Herb Infused Oil Making Basics

Updated: Mar 4, 2019

Making herb infused oils is very easy to do and can yield an herbal oil suitable for making both useful salves and a tasty salad dressing!


Making an infused herbal oil can be as simple as adding oil to your plant material and letting it sit for a few weeks; very similar to making an herbal tincture - see my previous Basic Tincture Making post.

For a longer, very good explanation, check out this Mountain Rose blog post:

https://blog.mountainroseherbs.com/making-herbal-infused-oils


Please note, an infused herbal oil is not the same thing as an essential oil.

The differences:

1. An infused oil can be easily made at home. An essential oil requires extraction using chemicals or hot steam. There are several sites that give ideas for how you can do this at home. I tried it once when I grew lots of lavender. Waaaay too much work in my opinion for a very little bit of oil. Not something that qualifies as folk herbalism in my opinion!
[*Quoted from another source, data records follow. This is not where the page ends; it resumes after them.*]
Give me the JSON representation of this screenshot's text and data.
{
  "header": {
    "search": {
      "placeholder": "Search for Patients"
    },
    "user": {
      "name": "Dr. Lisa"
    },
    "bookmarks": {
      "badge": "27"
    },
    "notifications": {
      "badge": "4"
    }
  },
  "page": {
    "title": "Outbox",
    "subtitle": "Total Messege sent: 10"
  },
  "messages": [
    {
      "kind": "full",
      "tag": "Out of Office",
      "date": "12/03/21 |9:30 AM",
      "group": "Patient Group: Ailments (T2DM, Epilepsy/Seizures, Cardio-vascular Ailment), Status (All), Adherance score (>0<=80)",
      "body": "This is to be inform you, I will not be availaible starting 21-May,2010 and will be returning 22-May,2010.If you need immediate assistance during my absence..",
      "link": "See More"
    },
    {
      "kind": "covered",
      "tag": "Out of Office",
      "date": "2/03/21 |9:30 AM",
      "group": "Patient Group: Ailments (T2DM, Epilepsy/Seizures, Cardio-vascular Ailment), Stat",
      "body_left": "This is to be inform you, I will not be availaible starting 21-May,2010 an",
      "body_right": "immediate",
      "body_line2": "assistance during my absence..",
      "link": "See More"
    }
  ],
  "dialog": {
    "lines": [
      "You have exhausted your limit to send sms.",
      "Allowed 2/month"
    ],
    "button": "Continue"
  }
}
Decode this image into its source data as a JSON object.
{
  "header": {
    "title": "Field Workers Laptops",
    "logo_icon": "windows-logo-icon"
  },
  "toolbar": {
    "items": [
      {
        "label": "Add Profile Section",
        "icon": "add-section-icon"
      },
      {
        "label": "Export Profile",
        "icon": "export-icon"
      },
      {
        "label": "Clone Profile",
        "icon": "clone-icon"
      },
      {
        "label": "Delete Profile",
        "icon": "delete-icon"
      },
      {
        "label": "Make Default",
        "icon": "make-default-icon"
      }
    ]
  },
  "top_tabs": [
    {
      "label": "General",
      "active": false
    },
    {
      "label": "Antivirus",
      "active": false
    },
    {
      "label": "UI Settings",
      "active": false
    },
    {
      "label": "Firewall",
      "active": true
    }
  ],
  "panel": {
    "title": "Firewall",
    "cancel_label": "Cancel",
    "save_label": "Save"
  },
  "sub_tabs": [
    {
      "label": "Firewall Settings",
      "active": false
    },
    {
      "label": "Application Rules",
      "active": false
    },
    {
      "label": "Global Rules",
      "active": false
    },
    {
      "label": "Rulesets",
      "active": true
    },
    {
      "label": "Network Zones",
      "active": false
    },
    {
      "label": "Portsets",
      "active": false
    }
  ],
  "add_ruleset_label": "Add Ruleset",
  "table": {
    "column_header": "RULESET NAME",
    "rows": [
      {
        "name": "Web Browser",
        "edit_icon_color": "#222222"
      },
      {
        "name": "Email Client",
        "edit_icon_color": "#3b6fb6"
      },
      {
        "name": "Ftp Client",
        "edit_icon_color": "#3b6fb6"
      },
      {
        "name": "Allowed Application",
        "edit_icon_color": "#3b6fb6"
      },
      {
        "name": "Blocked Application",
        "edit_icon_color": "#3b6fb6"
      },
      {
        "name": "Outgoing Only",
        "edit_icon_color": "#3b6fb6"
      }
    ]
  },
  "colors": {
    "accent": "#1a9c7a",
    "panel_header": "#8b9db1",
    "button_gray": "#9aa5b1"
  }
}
2. An infused oil uses very little plant material as compared to an essential oil that requires large quantities for a small amount of oil. 10,000 roses are necessary for 1 small bottle of essential oil. Ouch.

3. Infused oils are typically used externally, but can be taken internally without incident. Most essential oils are for external use only and can be fatally poisonous if taken internally in quantity. Essential oils typically need to be very diluted for external use to avoid irritating your skin and may cause allergic reactions, both to the user and to others who are exposed to the scent.


You may be able to tell I prefer using infused herbal oils as I can make and control exactly what it going into them and its final quality. However, essential oils are used widely and worth investigating if you are interested. Just be aware they are not the same product and do not use them in the same way as infused oils. In short, use great caution when using essential oils and keep them away from children.


You can use any type of oil when making an infused oil: olive, grape seed, apricot, coconut, whatever.

Olive oil is my personal choice as it rarely turns rancid, is absorbed easily into the skin, adds its own healing benefits to the preparation, and is available inexpensively. I use an organic, cold pressed, (first pressed) extra virgin olive oil. Other friends, who know much about skin care, use oils specific for certain skin issues, which is intriguing to me, but again, would take too much effort on my part since olive oil has worked great for my purposes for years.


My oils of plantain (left) and St. John's Wort (right). Both infused with olive oil. Gorgeous.

How I Make Herb Infused Oils

1. Same as for making tinctures (see earlier Basic Tincture Making post) - make sure you are gathering the correct part of the correct plant at the correct time. I'll give you tips through the year.

2. Gather on a dry, sunny day when there hasn't been rain for at least 2 days. Moisture is the #1 enemy of an herb infused oil and is almost certain to cause mold.

3. Discard any diseased or soiled plant parts. Do not wash the plant as there are medicinal constituents on the surface of the plants, also.

4. Tear up or chop into tiny pieces.

5. Loosely fill a jar with the torn pieces. Then dump this all out onto a plate or wax paper or whatever and let it sit out for a day or so to allow some of the moisture to evaporate off to cut down on the chance of mold developing. I don't let it dry out completely though as I think some of the energetics of the plant are lost when it is dried. But that is my personal opinion. I know some very fine herbalists that use only dry plant material for making oils to avoid mold.

6. Next day, put herb pieces back into the jar. They will have shrunk down some - that's fine. Don't add anymore. That is the correct amount for the size jar you are using.

7. Cover with oil of choice, releasing air bubbles with a knife to make sure oil penetrates all layers of the herbs. Fill the jar completely with oil. Air space at the top encourages mold to grow.

8. Put lid on, label with the name of the plant, and set aside at room temperature for 6-8 weeks. An occasional shake can help to extract all that the oil can from the plant.

9. Strain the infused oil in six weeks, squeezing out as much oil as possible. The plants can be left in the oil longer, but have a tendency to mold and spoil if not kept very cool.

10. Store in a dark place at cool room temperature or refrigerate. Vitamin E oil may be added to help preserve the oil. I typically add the vitamin E oil and store the oils in my refrigerator, just to cover all the bases.